There have been two acquisitions over the past weeks that involved NAC vendors.
In one case StillSecure bought managed security service provider ProtectPoint and in the other, managed security service provider Trustware bought Mirage Networks. The common thread here is NAC services being deemed a money-making business.
That reflects the difficulty some businesses have mustering the resources to deploy their own NAC gear, even if it is just an appliance designed to corral guests and contractors in a limited-access network segment. In this case the gear wouldn’t even check endpoint configuration status. If endpoint status checks are added to the mix, the complexity of deployment increases and increases again if post-connect behavior checks and alerts are included.
In addition to technical challenges, NAC spans the realms of desktop, security and networking staff, making deployments sometimes difficult to coordinate.

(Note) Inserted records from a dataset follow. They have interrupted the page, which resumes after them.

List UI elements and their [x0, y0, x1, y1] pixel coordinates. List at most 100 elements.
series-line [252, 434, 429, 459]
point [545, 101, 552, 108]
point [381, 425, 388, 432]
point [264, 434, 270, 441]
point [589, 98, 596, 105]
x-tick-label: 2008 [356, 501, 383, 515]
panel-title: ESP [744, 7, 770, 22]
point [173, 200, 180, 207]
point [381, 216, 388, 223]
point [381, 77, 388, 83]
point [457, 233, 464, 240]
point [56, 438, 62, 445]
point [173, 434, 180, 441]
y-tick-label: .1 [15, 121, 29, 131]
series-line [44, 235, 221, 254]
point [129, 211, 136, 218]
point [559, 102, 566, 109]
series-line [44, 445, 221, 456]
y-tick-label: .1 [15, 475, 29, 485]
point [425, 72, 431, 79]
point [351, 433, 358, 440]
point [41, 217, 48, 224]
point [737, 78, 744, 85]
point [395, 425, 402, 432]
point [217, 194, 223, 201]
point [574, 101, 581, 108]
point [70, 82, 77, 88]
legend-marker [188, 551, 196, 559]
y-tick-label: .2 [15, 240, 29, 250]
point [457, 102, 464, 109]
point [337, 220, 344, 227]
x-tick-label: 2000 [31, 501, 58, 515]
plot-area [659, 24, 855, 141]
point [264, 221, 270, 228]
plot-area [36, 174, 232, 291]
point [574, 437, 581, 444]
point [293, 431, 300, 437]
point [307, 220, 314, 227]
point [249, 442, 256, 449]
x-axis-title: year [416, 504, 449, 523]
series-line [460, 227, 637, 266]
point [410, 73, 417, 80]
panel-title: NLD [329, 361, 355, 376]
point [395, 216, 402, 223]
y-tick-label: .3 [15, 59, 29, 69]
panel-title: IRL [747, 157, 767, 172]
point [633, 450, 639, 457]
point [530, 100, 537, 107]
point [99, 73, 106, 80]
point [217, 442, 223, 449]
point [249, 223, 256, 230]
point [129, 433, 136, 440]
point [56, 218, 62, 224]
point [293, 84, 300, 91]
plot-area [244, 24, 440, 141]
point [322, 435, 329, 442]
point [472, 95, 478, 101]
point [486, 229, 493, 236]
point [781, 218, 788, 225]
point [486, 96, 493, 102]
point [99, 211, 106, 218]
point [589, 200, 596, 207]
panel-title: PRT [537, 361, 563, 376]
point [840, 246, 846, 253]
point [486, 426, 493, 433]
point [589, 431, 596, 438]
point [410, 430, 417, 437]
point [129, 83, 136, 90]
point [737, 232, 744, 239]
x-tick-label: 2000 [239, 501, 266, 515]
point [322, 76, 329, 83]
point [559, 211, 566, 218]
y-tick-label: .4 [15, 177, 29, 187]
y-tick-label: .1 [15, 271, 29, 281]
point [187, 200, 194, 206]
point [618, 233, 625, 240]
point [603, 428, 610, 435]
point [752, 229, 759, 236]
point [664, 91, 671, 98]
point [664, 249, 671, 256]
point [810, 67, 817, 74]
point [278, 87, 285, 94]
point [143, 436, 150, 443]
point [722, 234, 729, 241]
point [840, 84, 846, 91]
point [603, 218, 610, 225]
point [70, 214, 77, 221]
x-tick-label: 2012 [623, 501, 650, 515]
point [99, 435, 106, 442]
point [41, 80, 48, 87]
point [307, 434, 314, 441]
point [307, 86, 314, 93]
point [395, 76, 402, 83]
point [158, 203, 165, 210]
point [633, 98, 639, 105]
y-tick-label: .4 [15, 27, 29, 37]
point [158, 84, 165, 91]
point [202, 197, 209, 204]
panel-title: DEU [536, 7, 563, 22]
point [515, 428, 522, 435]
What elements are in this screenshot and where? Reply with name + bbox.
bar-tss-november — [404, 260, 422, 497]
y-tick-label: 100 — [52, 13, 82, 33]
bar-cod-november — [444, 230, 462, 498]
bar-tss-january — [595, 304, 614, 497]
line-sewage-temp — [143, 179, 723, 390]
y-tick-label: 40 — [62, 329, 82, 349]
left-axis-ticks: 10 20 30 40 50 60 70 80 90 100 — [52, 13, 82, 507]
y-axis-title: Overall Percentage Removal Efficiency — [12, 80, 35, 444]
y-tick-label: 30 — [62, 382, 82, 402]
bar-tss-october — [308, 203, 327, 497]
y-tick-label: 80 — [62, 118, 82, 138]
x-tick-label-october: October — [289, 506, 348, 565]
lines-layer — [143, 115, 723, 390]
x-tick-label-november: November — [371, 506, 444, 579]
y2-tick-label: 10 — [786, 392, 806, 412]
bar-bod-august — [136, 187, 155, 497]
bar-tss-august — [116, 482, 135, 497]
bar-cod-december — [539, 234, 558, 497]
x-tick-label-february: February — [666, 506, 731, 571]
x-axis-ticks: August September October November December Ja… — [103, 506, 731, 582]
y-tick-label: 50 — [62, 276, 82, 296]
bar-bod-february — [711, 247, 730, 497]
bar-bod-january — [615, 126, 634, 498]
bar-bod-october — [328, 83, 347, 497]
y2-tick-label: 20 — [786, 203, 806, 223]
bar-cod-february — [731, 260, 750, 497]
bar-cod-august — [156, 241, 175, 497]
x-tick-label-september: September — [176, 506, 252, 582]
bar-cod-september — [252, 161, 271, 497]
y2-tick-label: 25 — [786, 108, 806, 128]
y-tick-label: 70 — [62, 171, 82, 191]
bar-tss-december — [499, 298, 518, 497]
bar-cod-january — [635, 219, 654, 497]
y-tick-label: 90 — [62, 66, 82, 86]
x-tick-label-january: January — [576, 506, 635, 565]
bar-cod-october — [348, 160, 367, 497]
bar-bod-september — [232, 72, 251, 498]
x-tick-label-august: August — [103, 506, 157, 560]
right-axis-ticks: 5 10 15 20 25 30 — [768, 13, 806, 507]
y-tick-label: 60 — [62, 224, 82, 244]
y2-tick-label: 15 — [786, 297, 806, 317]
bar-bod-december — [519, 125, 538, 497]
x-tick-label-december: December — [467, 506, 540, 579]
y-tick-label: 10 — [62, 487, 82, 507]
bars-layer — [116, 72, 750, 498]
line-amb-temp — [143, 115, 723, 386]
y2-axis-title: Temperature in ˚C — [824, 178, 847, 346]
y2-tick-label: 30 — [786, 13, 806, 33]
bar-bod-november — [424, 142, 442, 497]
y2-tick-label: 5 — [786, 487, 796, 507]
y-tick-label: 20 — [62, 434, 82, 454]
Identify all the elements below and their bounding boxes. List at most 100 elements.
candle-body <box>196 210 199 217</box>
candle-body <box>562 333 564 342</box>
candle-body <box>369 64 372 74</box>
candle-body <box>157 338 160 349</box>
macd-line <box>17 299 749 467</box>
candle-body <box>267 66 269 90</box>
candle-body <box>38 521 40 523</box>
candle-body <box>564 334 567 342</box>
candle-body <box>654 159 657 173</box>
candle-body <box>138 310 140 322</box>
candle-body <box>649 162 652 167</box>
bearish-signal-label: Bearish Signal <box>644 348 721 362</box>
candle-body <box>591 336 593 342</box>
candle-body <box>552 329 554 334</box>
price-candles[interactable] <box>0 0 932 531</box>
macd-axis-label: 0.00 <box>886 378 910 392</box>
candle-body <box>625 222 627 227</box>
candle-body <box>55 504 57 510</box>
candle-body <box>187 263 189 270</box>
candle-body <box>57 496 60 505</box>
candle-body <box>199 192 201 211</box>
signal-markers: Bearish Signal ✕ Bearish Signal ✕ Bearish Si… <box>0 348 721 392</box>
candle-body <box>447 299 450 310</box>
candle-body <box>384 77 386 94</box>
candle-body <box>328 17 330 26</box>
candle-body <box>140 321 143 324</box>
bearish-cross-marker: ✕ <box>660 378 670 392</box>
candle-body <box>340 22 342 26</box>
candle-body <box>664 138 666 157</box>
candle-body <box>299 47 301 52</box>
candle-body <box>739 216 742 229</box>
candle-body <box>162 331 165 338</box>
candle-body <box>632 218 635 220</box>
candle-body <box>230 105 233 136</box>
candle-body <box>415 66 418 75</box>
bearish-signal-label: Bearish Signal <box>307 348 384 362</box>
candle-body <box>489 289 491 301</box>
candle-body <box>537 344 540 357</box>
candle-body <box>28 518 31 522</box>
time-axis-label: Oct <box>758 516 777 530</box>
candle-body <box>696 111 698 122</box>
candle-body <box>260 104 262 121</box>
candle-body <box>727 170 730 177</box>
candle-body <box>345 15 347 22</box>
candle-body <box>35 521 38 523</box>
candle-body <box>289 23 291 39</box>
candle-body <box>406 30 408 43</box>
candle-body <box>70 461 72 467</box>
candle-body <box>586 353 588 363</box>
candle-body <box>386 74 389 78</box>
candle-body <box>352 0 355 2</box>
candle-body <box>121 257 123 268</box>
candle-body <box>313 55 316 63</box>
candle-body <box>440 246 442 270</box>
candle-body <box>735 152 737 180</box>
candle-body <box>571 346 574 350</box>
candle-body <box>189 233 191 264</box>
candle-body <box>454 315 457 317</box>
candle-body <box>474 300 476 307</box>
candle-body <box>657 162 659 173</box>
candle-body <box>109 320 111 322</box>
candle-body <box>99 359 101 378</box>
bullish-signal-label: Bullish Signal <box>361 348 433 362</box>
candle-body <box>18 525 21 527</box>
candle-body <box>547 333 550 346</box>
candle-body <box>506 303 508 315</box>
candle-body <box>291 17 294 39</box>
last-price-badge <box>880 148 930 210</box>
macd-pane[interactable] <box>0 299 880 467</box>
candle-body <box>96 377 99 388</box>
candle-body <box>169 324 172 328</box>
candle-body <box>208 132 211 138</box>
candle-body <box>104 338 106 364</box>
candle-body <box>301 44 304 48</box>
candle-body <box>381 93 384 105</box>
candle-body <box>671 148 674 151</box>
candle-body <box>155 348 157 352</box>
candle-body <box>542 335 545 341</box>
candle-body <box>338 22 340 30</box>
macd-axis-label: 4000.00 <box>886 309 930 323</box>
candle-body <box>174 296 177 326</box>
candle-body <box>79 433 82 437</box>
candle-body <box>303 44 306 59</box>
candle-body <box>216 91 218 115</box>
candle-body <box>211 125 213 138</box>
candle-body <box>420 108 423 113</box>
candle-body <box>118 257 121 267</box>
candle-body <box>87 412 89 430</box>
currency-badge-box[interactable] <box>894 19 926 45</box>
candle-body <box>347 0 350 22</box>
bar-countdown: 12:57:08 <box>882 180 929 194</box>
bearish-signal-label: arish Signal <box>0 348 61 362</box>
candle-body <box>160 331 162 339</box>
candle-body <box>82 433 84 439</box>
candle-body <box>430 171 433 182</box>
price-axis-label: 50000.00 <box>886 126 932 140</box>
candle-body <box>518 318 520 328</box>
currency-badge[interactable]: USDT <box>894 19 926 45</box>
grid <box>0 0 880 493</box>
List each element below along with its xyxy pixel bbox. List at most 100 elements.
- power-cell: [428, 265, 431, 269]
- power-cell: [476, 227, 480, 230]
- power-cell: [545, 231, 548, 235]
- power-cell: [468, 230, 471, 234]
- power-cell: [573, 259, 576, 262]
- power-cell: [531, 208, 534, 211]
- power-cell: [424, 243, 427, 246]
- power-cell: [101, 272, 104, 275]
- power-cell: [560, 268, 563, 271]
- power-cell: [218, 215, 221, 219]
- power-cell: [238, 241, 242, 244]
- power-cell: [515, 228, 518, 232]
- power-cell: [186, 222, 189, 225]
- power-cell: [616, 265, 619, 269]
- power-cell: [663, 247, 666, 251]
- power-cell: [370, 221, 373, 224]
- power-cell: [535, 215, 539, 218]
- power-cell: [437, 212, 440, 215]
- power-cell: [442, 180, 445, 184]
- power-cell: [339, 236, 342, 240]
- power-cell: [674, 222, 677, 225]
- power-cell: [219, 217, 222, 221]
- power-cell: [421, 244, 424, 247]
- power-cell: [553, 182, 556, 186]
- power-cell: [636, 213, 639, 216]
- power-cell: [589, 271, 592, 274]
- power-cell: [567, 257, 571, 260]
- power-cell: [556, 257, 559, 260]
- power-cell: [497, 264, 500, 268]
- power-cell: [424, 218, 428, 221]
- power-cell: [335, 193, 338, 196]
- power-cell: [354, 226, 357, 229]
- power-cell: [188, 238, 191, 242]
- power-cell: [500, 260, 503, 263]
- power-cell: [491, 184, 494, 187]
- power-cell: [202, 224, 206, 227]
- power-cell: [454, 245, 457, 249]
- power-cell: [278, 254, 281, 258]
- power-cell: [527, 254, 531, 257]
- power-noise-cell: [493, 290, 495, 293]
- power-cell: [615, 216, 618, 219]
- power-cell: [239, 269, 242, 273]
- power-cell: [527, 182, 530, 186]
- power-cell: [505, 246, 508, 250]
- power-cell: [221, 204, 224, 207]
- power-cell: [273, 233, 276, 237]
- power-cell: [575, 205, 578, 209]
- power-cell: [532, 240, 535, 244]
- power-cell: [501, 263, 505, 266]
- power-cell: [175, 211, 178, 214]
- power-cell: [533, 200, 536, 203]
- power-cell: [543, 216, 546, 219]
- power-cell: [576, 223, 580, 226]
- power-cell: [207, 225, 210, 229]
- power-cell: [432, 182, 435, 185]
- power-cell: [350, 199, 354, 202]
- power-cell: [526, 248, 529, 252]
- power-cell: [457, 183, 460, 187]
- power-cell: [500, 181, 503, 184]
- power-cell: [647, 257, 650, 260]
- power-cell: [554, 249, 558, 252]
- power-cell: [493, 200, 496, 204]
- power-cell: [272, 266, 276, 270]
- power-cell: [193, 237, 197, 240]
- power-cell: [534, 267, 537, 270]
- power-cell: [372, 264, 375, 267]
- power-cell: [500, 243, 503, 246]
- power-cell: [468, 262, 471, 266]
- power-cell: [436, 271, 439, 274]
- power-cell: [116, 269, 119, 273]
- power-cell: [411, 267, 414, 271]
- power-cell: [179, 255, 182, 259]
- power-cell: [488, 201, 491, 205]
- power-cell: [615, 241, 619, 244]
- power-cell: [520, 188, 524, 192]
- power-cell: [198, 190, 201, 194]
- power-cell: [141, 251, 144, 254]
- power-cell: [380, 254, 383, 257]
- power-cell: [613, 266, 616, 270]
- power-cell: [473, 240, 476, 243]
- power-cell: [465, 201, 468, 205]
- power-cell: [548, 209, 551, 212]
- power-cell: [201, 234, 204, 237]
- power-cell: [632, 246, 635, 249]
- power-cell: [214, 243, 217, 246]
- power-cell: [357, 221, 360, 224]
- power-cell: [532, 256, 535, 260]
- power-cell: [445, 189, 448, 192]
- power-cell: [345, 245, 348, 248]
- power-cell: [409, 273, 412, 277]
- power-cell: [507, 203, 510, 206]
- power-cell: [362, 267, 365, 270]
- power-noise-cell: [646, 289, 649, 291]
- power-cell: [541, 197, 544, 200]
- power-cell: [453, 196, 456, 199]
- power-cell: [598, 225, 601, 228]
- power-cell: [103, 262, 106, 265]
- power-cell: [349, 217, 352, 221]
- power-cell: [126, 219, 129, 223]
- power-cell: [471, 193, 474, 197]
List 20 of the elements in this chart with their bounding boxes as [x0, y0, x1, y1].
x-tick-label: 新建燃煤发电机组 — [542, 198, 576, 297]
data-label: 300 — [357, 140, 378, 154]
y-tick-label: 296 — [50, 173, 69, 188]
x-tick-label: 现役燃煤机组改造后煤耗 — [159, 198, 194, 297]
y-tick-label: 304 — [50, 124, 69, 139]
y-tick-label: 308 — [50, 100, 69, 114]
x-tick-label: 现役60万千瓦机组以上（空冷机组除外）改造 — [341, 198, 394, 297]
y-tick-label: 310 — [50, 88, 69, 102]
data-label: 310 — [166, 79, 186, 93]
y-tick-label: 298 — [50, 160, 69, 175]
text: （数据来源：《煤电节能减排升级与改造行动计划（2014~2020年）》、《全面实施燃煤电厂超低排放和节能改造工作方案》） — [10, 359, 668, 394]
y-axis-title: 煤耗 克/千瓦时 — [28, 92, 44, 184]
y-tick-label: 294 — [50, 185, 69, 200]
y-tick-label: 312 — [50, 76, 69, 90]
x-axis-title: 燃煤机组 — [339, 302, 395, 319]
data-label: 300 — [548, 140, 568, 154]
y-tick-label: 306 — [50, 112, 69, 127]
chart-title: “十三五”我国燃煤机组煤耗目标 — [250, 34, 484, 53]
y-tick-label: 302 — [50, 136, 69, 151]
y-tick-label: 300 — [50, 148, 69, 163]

Setting up independent management views of NAC - allowing desktop staff to view but not change policies, but allowing security staff to see and change them, for example - can be difficult to coordinate among all the involved parties.
Realistic assessments by network executives find that in some cases it is better to turn NAC over to a service provider. It can be done for predictable fees, without capital investment, no training and still give businesses direct access to change policies as necessary.
The services are growing in popularity according to former Mirage staff. Before it was bought by Trustware, about 30% of Mirage business was managed services, and that number was growing. This follows an overall trend in the popularity of managed security services.
For customers it means that NAC is not unattainable if they lack the resources to deploy the technology in-house.